A questão coloca-se há quase dois anos, desde o início da pandemia, e, por isso, alguns dos trabalhadores afectados já passaram pela mesma situação mais do que uma vez, o que, segundo a provedora, exige que o Governo corrija a interpretação “com efeitos retroactivos a Março de 2020”, de forma a que as pessoas recebam as prestações devidas.
Recalcular os apoios
No mesmo ofício, o provedor adjunto alerta para outros dois problemas. Um tem que ver com a submissão e a correcção de requerimentos de apoios relativamente a meses anteriores, porque, diz, muitos trabalhadores não conseguiram submeter os pedidos com sucesso e, por isso, seria necessário fixar prazos extraordinários.

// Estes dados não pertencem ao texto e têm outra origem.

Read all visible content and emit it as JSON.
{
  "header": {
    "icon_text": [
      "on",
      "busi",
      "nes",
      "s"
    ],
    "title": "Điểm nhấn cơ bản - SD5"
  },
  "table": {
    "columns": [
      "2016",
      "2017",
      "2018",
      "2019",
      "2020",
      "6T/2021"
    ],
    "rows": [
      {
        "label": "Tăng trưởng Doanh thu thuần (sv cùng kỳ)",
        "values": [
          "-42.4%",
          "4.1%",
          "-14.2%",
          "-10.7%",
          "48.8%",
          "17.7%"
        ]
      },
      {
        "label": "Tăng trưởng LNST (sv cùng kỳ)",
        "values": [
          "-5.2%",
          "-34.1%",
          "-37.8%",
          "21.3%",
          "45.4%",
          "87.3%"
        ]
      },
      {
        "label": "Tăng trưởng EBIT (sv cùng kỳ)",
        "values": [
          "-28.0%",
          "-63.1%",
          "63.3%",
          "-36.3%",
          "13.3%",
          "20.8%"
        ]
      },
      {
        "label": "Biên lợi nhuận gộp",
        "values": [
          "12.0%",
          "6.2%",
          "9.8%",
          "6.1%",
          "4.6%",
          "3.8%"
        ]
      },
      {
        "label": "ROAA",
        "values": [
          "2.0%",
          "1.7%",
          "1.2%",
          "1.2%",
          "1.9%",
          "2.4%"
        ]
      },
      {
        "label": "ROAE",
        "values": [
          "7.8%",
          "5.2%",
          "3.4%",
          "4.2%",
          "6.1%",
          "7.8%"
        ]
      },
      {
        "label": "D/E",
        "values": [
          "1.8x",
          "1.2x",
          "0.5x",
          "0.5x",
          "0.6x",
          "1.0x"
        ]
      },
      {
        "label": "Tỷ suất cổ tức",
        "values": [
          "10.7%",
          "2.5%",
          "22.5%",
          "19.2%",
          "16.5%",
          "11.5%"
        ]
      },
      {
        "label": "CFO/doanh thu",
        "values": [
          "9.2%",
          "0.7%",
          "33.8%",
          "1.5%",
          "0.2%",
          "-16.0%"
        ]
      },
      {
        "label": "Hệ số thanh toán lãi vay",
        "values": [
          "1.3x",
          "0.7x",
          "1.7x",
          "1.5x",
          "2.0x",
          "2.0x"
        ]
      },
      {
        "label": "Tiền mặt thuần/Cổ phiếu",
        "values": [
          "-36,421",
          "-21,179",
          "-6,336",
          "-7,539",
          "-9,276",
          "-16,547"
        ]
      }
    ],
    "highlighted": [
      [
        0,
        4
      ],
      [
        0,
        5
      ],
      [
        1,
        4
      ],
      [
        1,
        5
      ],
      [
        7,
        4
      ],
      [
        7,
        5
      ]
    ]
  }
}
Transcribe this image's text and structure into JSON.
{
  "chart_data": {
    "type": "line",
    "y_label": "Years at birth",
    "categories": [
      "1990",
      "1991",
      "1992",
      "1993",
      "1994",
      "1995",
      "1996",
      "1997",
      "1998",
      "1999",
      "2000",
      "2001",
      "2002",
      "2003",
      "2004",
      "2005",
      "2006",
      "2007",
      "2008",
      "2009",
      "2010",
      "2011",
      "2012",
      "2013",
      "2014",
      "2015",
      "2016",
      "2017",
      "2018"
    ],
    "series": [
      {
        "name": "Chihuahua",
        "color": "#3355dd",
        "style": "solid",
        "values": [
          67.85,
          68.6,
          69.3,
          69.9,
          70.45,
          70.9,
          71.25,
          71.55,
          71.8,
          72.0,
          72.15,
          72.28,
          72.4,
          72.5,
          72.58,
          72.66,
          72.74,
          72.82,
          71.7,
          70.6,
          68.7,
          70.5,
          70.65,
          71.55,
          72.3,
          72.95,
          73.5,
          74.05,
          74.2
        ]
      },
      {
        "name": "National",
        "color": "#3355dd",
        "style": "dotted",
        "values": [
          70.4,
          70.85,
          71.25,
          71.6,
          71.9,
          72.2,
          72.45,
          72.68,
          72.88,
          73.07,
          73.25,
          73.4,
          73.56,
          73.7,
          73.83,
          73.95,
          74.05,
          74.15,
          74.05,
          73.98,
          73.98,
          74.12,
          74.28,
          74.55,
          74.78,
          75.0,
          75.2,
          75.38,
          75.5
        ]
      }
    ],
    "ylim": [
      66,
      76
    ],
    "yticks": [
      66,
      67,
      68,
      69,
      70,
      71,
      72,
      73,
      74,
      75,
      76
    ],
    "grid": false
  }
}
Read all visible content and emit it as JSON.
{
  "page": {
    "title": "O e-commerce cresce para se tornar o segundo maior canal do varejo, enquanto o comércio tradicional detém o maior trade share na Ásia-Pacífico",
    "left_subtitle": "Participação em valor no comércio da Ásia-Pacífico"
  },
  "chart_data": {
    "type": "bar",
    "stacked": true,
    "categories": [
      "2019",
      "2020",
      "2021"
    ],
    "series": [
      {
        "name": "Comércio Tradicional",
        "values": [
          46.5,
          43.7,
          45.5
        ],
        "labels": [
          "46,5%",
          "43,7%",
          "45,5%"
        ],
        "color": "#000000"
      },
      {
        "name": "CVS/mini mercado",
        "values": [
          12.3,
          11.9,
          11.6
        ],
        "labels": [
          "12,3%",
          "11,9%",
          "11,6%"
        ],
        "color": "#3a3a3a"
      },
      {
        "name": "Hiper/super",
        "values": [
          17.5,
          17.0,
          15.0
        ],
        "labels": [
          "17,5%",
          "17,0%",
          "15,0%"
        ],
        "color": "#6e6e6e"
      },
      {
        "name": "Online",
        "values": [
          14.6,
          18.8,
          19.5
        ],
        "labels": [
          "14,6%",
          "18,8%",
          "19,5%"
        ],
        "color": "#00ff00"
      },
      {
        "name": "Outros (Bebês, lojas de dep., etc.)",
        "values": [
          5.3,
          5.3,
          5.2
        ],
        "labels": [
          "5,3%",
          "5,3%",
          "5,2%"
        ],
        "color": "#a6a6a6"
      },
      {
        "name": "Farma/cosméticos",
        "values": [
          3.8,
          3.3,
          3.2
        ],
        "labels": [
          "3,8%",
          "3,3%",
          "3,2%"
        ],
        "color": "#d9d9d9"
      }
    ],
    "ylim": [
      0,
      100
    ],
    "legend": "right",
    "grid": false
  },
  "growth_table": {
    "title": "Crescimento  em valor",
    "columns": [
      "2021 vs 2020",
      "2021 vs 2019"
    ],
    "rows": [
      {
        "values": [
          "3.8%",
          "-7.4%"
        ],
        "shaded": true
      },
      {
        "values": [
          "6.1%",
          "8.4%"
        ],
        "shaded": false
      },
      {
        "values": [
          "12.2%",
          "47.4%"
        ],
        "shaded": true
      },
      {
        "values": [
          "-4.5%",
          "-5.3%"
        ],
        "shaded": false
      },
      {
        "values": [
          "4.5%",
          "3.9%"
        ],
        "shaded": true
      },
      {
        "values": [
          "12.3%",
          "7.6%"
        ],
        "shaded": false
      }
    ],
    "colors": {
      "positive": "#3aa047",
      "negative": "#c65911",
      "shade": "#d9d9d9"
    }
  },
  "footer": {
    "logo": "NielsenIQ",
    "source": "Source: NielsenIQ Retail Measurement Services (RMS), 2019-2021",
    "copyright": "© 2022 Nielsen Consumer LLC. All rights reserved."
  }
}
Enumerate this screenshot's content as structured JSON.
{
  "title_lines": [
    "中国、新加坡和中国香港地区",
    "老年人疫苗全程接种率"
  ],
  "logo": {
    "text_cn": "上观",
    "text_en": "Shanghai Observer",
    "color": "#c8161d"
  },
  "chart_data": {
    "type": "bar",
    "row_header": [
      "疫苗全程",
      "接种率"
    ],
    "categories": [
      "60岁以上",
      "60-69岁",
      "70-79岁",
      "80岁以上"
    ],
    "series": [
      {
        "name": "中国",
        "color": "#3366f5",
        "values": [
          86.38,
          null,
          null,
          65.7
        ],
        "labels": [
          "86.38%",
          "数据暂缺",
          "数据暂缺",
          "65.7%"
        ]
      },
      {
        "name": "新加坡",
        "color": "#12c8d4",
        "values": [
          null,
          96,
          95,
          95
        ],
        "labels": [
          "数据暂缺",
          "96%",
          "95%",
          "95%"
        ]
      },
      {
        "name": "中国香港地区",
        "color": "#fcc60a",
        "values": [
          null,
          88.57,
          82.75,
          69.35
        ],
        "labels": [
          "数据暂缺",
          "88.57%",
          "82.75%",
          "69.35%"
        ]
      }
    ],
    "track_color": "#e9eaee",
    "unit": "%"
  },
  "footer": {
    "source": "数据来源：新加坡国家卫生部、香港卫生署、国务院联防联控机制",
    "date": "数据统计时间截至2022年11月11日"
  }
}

A segunda questão, acrescenta, tem que ver com o cálculo do apoio extraordinário à redução da actividade económica dos membros de órgãos estatutários de empresas, cooperativas e de outras pessoas colectivas. A provedoria entende que, para esse cálculo, deve ser considerada a remuneração com registos por equivalência no mês de Fevereiro de 2020.
Durante o período em que um trabalhador perde remuneração ao receber uma prestação social, a Segurança Social faz a chamada “equivalência à entrada de contribuições” com o objectivo de manter os efeitos da carreira contributiva, registando como referência o valor da remuneração que serviu de base ao cálculo dessa prestação. Essa equivalência visa evitar cortes na carreira e, para o caso dos apoios aos trabalhadores independentes criados durante a pandemia, o que a provedora vem dizer é que o cálculo da própria prestação deve seguir essa regra e não ter apenas como referência “a remuneração-base declarada em Fevereiro de 2020 ou, não havendo, o valor do indexante dos apoios sociais”, como tem sido feito pela Segurança Social.
Maria Lúcia Amaral pede que a Segurança Social corrija a sua actuação e adopte o mesmo critério que aplicou quando em 2020 pagou um complemento remuneratório aos trabalhadores que estiveram em layoff.
Num outro ofício, de 29 de Dezembro e agora divulgado, a provedora pede que a Segurança Social faça o registo das remunerações aos trabalhadores que têm recebido o apoio excepcional à família, para que o valor usado para a carreira contributiva tenha em conta a remuneração normal do trabalhador e não o valor do apoio.
“Esta questão, que continua a originar um significativo número de queixas, mantém a sua total actualidade, uma vez que os trabalhadores que beneficiaram de tais apoios no passado têm-se visto fortemente prejudicados nos valores das prestações sociais a que, entretanto, acederam e que continuam ou venham a aceder”, alerta a provedora no mesmo comunicado.